Peneliti senior Netgrit, Ferry Kurnia Rizkiyansyah, mengatakan, aktivitas yang dilakukan gerakan KawalPemilu-Jaga Suara 2019 merupakan upaya mengawal atau menjaga suara saat penghitungan. Para sukarelawan yang terlibat datang pada proses penghitungan, lalu memotret hasil penghitungan pada C1 plano. Hasilnya lalu diunggah ke sistem KPJS 2019.
”Siapa pun bisa menjadi sukarelawan KawalPemilu-Jaga Suara 2019 asalkan dia nonpartisan, tidak berpartai, dan tidak berpihak kepada calon tertentu. Sampai saat ini ada sekitar 10.000 sukarelawan yang terlibat dalam gerakan ini,” kata Ferry.

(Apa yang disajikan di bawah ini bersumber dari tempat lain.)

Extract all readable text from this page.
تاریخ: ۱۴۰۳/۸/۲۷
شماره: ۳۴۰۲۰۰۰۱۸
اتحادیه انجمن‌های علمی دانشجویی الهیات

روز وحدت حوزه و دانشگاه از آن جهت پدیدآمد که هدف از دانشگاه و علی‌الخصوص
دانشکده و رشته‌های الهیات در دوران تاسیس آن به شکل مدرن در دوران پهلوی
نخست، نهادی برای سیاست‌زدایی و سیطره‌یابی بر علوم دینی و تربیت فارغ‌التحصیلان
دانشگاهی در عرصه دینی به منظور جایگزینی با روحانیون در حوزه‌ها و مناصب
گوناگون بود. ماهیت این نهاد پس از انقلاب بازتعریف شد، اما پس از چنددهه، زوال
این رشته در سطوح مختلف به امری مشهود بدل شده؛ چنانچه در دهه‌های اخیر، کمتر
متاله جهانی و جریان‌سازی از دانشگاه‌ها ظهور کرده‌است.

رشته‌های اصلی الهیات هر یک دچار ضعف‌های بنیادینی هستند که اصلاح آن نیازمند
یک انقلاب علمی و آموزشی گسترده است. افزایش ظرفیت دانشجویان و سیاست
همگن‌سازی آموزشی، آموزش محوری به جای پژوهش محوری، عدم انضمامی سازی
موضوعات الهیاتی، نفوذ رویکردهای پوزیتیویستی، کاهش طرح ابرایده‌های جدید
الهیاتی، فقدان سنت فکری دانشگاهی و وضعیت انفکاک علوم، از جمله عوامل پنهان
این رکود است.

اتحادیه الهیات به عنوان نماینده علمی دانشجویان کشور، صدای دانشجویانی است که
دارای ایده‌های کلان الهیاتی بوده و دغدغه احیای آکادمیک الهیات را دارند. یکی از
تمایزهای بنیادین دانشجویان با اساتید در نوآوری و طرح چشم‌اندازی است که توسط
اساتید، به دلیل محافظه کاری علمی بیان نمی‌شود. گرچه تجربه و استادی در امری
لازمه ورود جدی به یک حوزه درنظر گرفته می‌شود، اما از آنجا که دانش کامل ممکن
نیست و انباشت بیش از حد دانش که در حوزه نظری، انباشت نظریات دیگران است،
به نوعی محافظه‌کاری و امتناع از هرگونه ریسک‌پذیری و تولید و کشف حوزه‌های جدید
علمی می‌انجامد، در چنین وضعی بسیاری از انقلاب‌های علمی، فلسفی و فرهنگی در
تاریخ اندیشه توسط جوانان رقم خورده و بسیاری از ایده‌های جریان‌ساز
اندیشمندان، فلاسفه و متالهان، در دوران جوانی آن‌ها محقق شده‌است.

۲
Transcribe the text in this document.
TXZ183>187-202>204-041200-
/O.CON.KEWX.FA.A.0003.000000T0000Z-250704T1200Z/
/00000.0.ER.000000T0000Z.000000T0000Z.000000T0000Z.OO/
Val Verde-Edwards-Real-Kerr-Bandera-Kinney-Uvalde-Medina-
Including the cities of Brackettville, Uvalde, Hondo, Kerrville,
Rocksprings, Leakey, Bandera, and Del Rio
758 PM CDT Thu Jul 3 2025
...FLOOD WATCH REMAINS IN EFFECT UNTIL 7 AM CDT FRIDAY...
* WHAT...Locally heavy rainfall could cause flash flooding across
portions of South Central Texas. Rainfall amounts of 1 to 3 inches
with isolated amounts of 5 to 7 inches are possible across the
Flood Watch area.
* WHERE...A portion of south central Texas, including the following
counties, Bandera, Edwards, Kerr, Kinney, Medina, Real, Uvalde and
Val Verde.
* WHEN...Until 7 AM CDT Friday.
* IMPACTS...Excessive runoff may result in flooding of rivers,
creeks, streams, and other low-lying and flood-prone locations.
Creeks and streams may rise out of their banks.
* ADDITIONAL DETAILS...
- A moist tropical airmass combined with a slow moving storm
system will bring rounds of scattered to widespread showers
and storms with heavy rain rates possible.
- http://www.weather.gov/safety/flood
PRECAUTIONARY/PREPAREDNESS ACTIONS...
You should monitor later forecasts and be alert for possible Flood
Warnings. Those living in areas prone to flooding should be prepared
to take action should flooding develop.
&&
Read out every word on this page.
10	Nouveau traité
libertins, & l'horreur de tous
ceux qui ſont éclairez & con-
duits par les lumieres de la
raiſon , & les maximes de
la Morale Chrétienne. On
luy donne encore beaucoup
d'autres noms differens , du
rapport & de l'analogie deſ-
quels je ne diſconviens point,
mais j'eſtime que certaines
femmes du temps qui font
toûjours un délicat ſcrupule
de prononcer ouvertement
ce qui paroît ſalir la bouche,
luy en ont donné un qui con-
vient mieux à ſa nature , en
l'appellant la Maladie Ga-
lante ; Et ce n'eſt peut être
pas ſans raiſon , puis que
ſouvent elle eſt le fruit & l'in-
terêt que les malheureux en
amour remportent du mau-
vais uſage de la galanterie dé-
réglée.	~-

Mekanisme penghitungan menggunakan cara ini, menurut Ferry, sekaligus untuk menguji kesahihan hasil pemilu. Apabila dengan cara foto dan unggah ke sistem sebagaimana diterapkan oleh KPJS 2019 bisa berlangsung dengan baik, cara ini bisa diadopsi untuk mekanisme penghitungan pada pemilu-pemilu berikutnya.
”Jadi, ke depannya, pemilu tidak perlu dilakukan rekapitulasi berjenjang dari desa ke kecamatan, lalu kabupaten/kota, dan provinsi sebab dari C1 Plano yang dikirim ke sistem dari setiap TPS sudah bisa dketahui hasilnya,” kata Ferry.